Cogito Ergo Non Serviam

Ben Bradlee, 1921-2014

While there are famous writers, there are almost no famous editors. Yet any scribe worth his or her salt understands that the editor provides the reality check that is necessary on the creative process. The term comes from the gladiatorial games of ancient Rome, where the editor would decide whether a fallen combatant would live or die. Yesterday, Ben Bradlee died at 93, the greatest editor of his generation and perhaps in American history.

Mr. Bradlee is best known for being the man who backed reporters Bob Woodward and Carl Bernstein as they investigated the Watergate burglary and cover-up. In the movie based on "Woodstein's" book "All the President's Men," Jason Robards as Mr. Bradlee said, "We're under a lot of pressure, you know, and you put us there. Nothing riding on this except the First Amendment of the Constitution, freedom of the press, and maybe the future of the country." That is not an exaggeration.

A year earlier, his Washington Post and the New York Times, which lagged badly on Watergate, fought it out with the Nixon White House over the publication of the Pentagon Papers, classified documents that showed that the war in Vietnam was not going as political leaders and the military brass portrayed it. The Supreme Court, on a 6-3 vote, held that the papers had the right to publish them despite their classified nature. This made the Post. "The Post was still looking for a seat at the big table," he recalled. "We weren't at the big table yet. We very much wanted to go there."

The whole purpose of being a reporter is to get the news right and first. In 1981, the Post won a Pulitzer with a piece Janet Cooke wrote called "Jimmy's World," about an 8-year-old drug addict. Not long after, it came out that Ms. Cooke never interviewed Jimmy and fabricated the story. The paper returned the award, and Ms. Cooke left the paper.

"It is tragedy that someone as talented and promising as Janet Cooke, with everything going for her, felt that she had to falsify the facts," Mr. Bradlee said at the time. "The credibility of a newspaper is its most precious asset, and it depends almost entirely on the integrity of its reporters. When that integrity is questioned and found wanting, the wounds are grievous, and there is nothing to do but come clean with our readers, apologize to the Advisory Board of the Pulitzer Prizes, and begin immediately on the uphill task of regaining our credibility."
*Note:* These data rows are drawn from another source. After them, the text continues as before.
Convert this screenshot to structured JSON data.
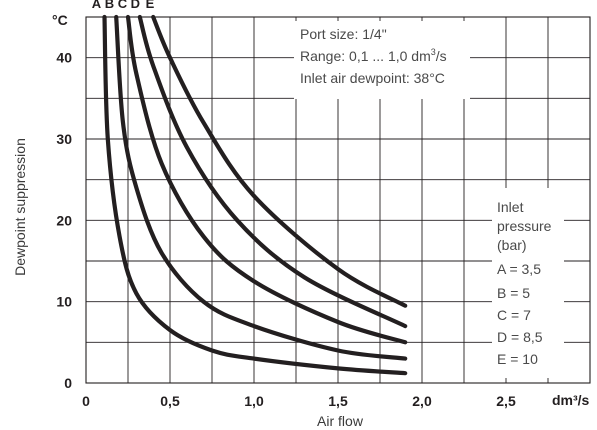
{
  "chart_data": {
    "type": "line",
    "xlabel": "Air flow",
    "ylabel": "Dewpoint suppression",
    "x_unit": "dm³/s",
    "y_unit": "°C",
    "xlim": [
      0,
      3.0
    ],
    "ylim": [
      0,
      45
    ],
    "x_ticks": [
      "0",
      "0,5",
      "1,0",
      "1,5",
      "2,0",
      "2,5"
    ],
    "y_ticks": [
      "0",
      "10",
      "20",
      "30",
      "40"
    ],
    "grid": true,
    "info": {
      "lines": [
        "Port size: 1/4\"",
        "Range: 0,1 ... 1,0 dm",
        "Inlet air dewpoint: 38°C"
      ],
      "range_unit": "3",
      "range_suffix": "/s"
    },
    "legend_title": [
      "Inlet",
      "pressure",
      "(bar)"
    ],
    "legend_entries": [
      "A = 3,5",
      "B = 5",
      "C = 7",
      "D = 8,5",
      "E = 10"
    ],
    "series": [
      {
        "name": "A",
        "points": [
          [
            0.11,
            45
          ],
          [
            0.13,
            30
          ],
          [
            0.2,
            18
          ],
          [
            0.3,
            11
          ],
          [
            0.5,
            6.5
          ],
          [
            0.75,
            4
          ],
          [
            1.0,
            3
          ],
          [
            1.5,
            1.8
          ],
          [
            1.9,
            1.2
          ]
        ]
      },
      {
        "name": "B",
        "points": [
          [
            0.18,
            45
          ],
          [
            0.22,
            32
          ],
          [
            0.3,
            24
          ],
          [
            0.45,
            16
          ],
          [
            0.7,
            10
          ],
          [
            1.0,
            7
          ],
          [
            1.5,
            4
          ],
          [
            1.9,
            3
          ]
        ]
      },
      {
        "name": "C",
        "points": [
          [
            0.25,
            45
          ],
          [
            0.3,
            38
          ],
          [
            0.45,
            27
          ],
          [
            0.7,
            18
          ],
          [
            1.0,
            12.5
          ],
          [
            1.5,
            7.5
          ],
          [
            1.9,
            5
          ]
        ]
      },
      {
        "name": "D",
        "points": [
          [
            0.32,
            45
          ],
          [
            0.4,
            39
          ],
          [
            0.6,
            29
          ],
          [
            0.9,
            20
          ],
          [
            1.3,
            13
          ],
          [
            1.9,
            7
          ]
        ]
      },
      {
        "name": "E",
        "points": [
          [
            0.4,
            45
          ],
          [
            0.5,
            40
          ],
          [
            0.7,
            32
          ],
          [
            1.0,
            23
          ],
          [
            1.5,
            14
          ],
          [
            1.9,
            9.5
          ]
        ]
      }
    ]
  }
}
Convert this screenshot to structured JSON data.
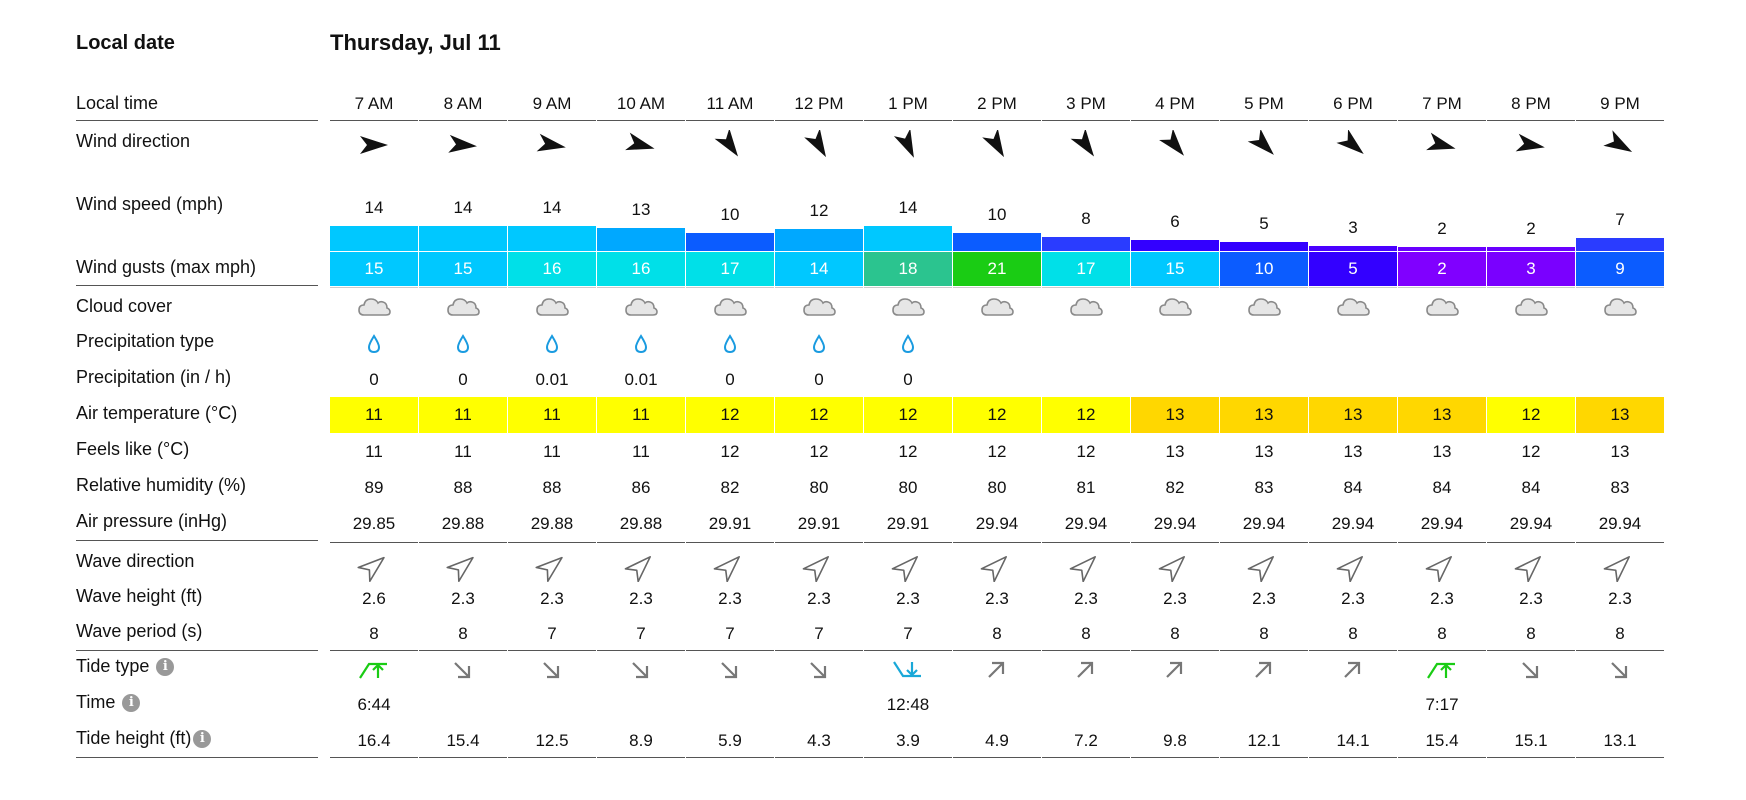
{
  "labels": {
    "local_date": "Local date",
    "local_time": "Local time",
    "wind_direction": "Wind direction",
    "wind_speed": "Wind speed (mph)",
    "wind_gusts": "Wind gusts (max mph)",
    "cloud_cover": "Cloud cover",
    "precip_type": "Precipitation type",
    "precip": "Precipitation (in / h)",
    "air_temp": "Air temperature (°C)",
    "feels_like": "Feels like (°C)",
    "humidity": "Relative humidity (%)",
    "pressure": "Air pressure (inHg)",
    "wave_direction": "Wave direction",
    "wave_height": "Wave height (ft)",
    "wave_period": "Wave period (s)",
    "tide_type": "Tide type",
    "tide_time": "Time",
    "tide_height": "Tide height (ft)"
  },
  "date": "Thursday, Jul 11",
  "info_glyph": "i",
  "hours": [
    "7 AM",
    "8 AM",
    "9 AM",
    "10 AM",
    "11 AM",
    "12 PM",
    "1 PM",
    "2 PM",
    "3 PM",
    "4 PM",
    "5 PM",
    "6 PM",
    "7 PM",
    "8 PM",
    "9 PM"
  ],
  "wind_speed": [
    "14",
    "14",
    "14",
    "13",
    "10",
    "12",
    "14",
    "10",
    "8",
    "6",
    "5",
    "3",
    "2",
    "2",
    "7"
  ],
  "wind_gusts": [
    "15",
    "15",
    "16",
    "16",
    "17",
    "14",
    "18",
    "21",
    "17",
    "15",
    "10",
    "5",
    "2",
    "3",
    "9"
  ],
  "precip_type_icon": "raindrop-icon",
  "has_precip": [
    true,
    true,
    true,
    true,
    true,
    true,
    true,
    false,
    false,
    false,
    false,
    false,
    false,
    false,
    false
  ],
  "precip": [
    "0",
    "0",
    "0.01",
    "0.01",
    "0",
    "0",
    "0",
    "",
    "",
    "",
    "",
    "",
    "",
    "",
    ""
  ],
  "air_temp": [
    "11",
    "11",
    "11",
    "11",
    "12",
    "12",
    "12",
    "12",
    "12",
    "13",
    "13",
    "13",
    "13",
    "12",
    "13"
  ],
  "feels_like": [
    "11",
    "11",
    "11",
    "11",
    "12",
    "12",
    "12",
    "12",
    "12",
    "13",
    "13",
    "13",
    "13",
    "12",
    "13"
  ],
  "humidity": [
    "89",
    "88",
    "88",
    "86",
    "82",
    "80",
    "80",
    "80",
    "81",
    "82",
    "83",
    "84",
    "84",
    "84",
    "83"
  ],
  "pressure": [
    "29.85",
    "29.88",
    "29.88",
    "29.88",
    "29.91",
    "29.91",
    "29.91",
    "29.94",
    "29.94",
    "29.94",
    "29.94",
    "29.94",
    "29.94",
    "29.94",
    "29.94"
  ],
  "wave_height": [
    "2.6",
    "2.3",
    "2.3",
    "2.3",
    "2.3",
    "2.3",
    "2.3",
    "2.3",
    "2.3",
    "2.3",
    "2.3",
    "2.3",
    "2.3",
    "2.3",
    "2.3"
  ],
  "wave_period": [
    "8",
    "8",
    "7",
    "7",
    "7",
    "7",
    "7",
    "8",
    "8",
    "8",
    "8",
    "8",
    "8",
    "8",
    "8"
  ],
  "tide_type": [
    "high",
    "falling",
    "falling",
    "falling",
    "falling",
    "falling",
    "low",
    "rising",
    "rising",
    "rising",
    "rising",
    "rising",
    "high",
    "falling",
    "falling"
  ],
  "tide_time": [
    "6:44",
    "",
    "",
    "",
    "",
    "",
    "12:48",
    "",
    "",
    "",
    "",
    "",
    "7:17",
    "",
    ""
  ],
  "tide_height": [
    "16.4",
    "15.4",
    "12.5",
    "8.9",
    "5.9",
    "4.3",
    "3.9",
    "4.9",
    "7.2",
    "9.8",
    "12.1",
    "14.1",
    "15.4",
    "15.1",
    "13.1"
  ],
  "wind_dir_deg": [
    0,
    5,
    10,
    15,
    55,
    60,
    65,
    60,
    55,
    50,
    45,
    40,
    15,
    10,
    30
  ],
  "wave_dir_deg": [
    -40,
    -40,
    -40,
    -45,
    -45,
    -45,
    -45,
    -45,
    -45,
    -45,
    -45,
    -45,
    -45,
    -45,
    -45
  ],
  "colors": {
    "gust": [
      "#00c8ff",
      "#00c8ff",
      "#00e0e8",
      "#00e0e8",
      "#00e0e8",
      "#00c8ff",
      "#2bc48f",
      "#1acc14",
      "#00e0e8",
      "#00c8ff",
      "#0b5cff",
      "#3300ff",
      "#8000ff",
      "#7a00ff",
      "#0b5cff"
    ],
    "speed": [
      "#00c8ff",
      "#00c8ff",
      "#00c8ff",
      "#00a8ff",
      "#0b5cff",
      "#00a8ff",
      "#00c8ff",
      "#0b5cff",
      "#2a3cff",
      "#3300ff",
      "#3300ff",
      "#4a00ff",
      "#6a00ff",
      "#6a00ff",
      "#2a3cff"
    ],
    "temp": [
      "#ffff00",
      "#ffff00",
      "#ffff00",
      "#ffff00",
      "#ffff00",
      "#ffff00",
      "#ffff00",
      "#ffff00",
      "#ffff00",
      "#ffd700",
      "#ffd700",
      "#ffd700",
      "#ffd700",
      "#ffff00",
      "#ffd700"
    ],
    "raindrop": "#1a9be0",
    "tide_high": "#1acc14",
    "tide_low": "#19a8d8",
    "tide_arrow": "#777777"
  }
}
One cannot expect a reporter, editor or publisher to be objective. Human beings aren't objective. They come to each story with a lifetime of experience and varieties of wisdom and knowledge in various proportions. However, each and every one of them can be credible. Indeed, each must be if the idea of self-government is not to devolve into jackboots breaking down bedroom doors at four in the morning.

Mr. Bradlee not only understood this, but also he worked every day to protect and enhance it at the WaPo. American journalism shines a little less brightly, and the road ahead is a little rockier with his passing. His example, though, may be enough to keep the profession from destroying itself.